Ninth through twelfth grade at True North Classical Academy is referred to as the rhetoric school, because during these years, the liberal art of rhetoric is the most emphasized of the verbal arts. As the fundamental skills of writing and speaking, it is taught, practiced, and refined throughout every subject and class. Relying on the skills of grammar and logic, rhetoric is the skill of finding the best means of persuasion in order to lead others toward what is true, good, and beautiful. Speech, whether written or spoken, is never neutral, but always comes from and leads to a particular, situation, or vantage point.
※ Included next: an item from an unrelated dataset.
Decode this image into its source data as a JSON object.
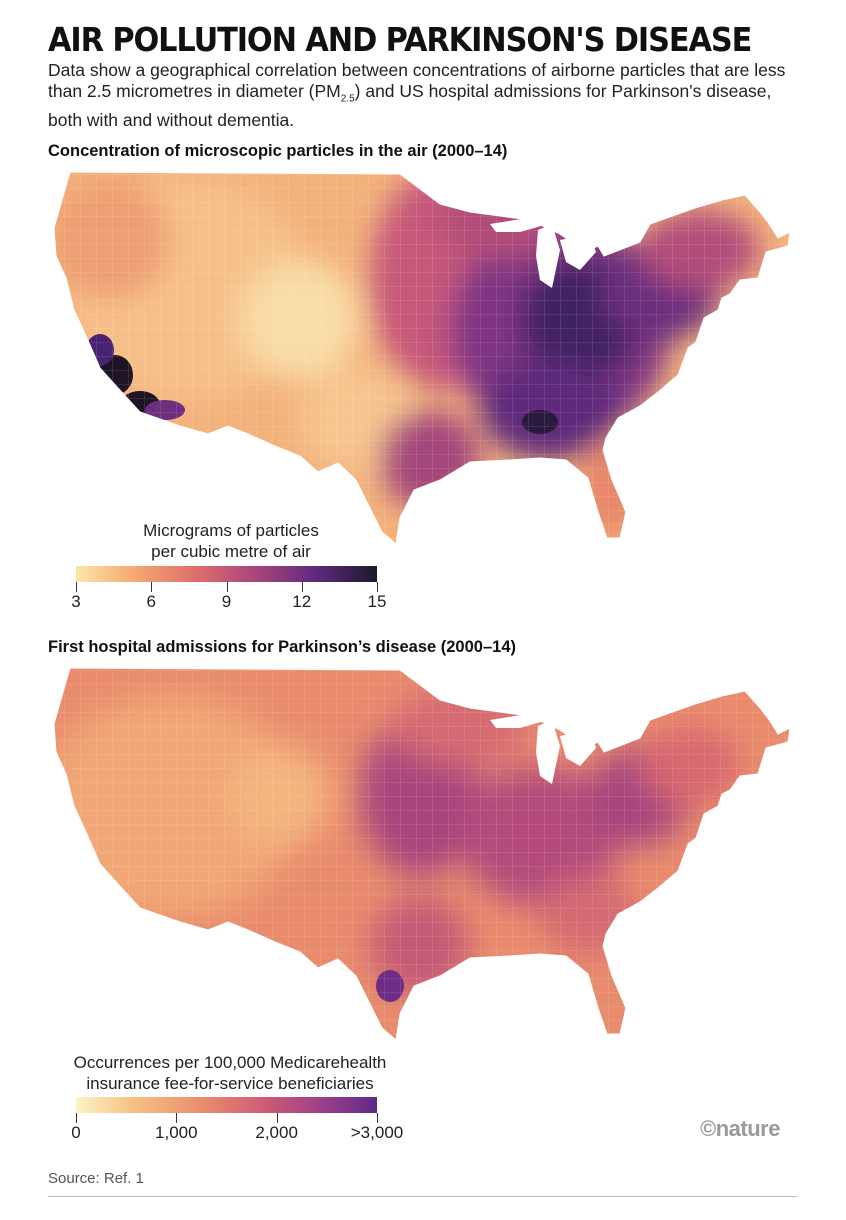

Therefore, the speaker always has a responsibility to use his or her words to instruct, move, and delight others in ways that are truthful and ethical.
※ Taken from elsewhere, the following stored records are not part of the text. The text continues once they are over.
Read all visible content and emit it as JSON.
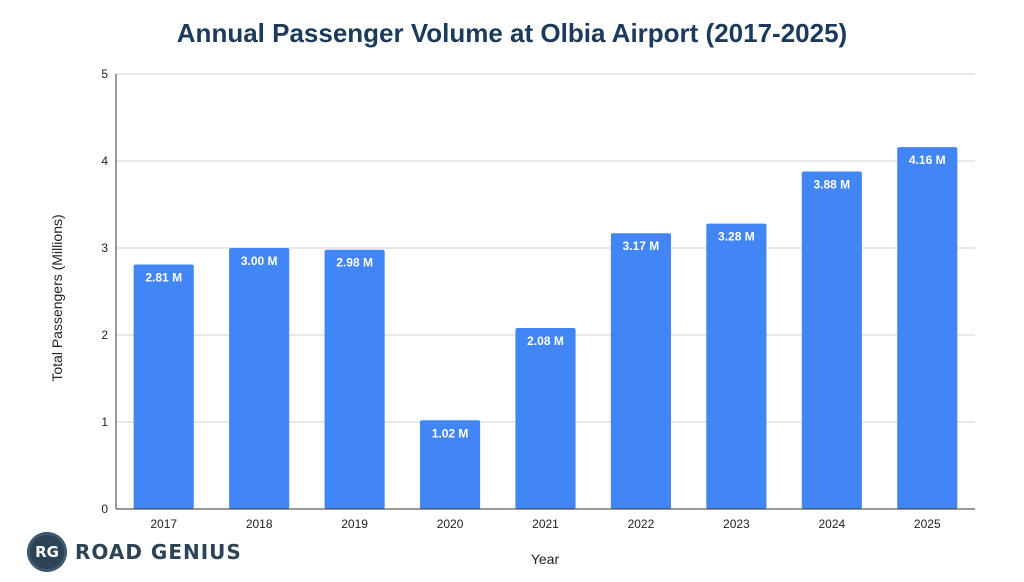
{
  "chart_data": {
    "type": "bar",
    "title": "Annual Passenger Volume at Olbia Airport (2017-2025)",
    "xlabel": "Year",
    "ylabel": "Total Passengers (Millions)",
    "categories": [
      "2017",
      "2018",
      "2019",
      "2020",
      "2021",
      "2022",
      "2023",
      "2024",
      "2025"
    ],
    "values": [
      2.81,
      3.0,
      2.98,
      1.02,
      2.08,
      3.17,
      3.28,
      3.88,
      4.16
    ],
    "data_labels": [
      "2.81 M",
      "3.00 M",
      "2.98 M",
      "1.02 M",
      "2.08 M",
      "3.17 M",
      "3.28 M",
      "3.88 M",
      "4.16 M"
    ],
    "ylim": [
      0,
      5
    ],
    "yticks": [
      "0",
      "1",
      "2",
      "3",
      "4",
      "5"
    ],
    "grid": true,
    "legend": "none",
    "bar_color": "#4285f4"
  },
  "logo": {
    "badge": "RG",
    "text": "ROAD GENIUS"
  }
}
Students in rhetoric school are old enough to begin to understand that life is not simplistic. It is filled with complexity, nuance, and variation. They are ready to engage in deeper thinking and want to express their thoughts with more accurate analysis and more interesting style. They desire to participate in activities that are meaningful and productive. Due to two hallmarks of our classical, liberal arts model of education, we not only meet this capacity in our students, but we set it ablaze.
First, we take a teleological approach when thinking about our curriculum, beginning with what we have in mind for our graduating seniors (class of 2023). What skills and ideas should they have? What should they love and desire? What books should they have read? What theories should they understand? What experiences should they have? Answering these questions help give our curriculum intentionality and continuity beginning with K-5, but becoming much more detailed and specific in ninth grade. For example, in our Humane Letters sequence of classes, students will engage with some of the greatest thinkers in Western Civilization. In ninth grade, students will read literature in the American tradition; in tenth grade students will read literature in modern Europe; in eleventh grade, students will read literature in Ancient Greece; and as seniors students will survey literature from Rome to Modernity. As seniors, students will deliver a speech and write a thesis that requires them to pick a topic or theme that runs through some of the major books read.
Second, our teachers are tremendously talented and have a deep conviction about teaching as a vocation. Many of our logic and rhetoric teachers have a master’s degree in the area of study that pertain to the content of what they currently teach. A handful of our teachers also have earned doctorates. There is an atmosphere amongst our faculty of passion for their disciplines and personal care for their students. They understand that they are training their students to pursue “higher things,” and this happens through relational teaching, where highly trained educators serve as models and mentors of deep thought and ethical practice. The strength of any curriculum certainly rests on the teachers who implement it, but at True North we would say that our teachers are the curriculum.
Building on a foundation of training in the skills of grammar and logic, our students in the rhetoric school are taught according to a purposefully designed curriculum by stellar teachers and are being prepared for a lifetime of learning and service of the community.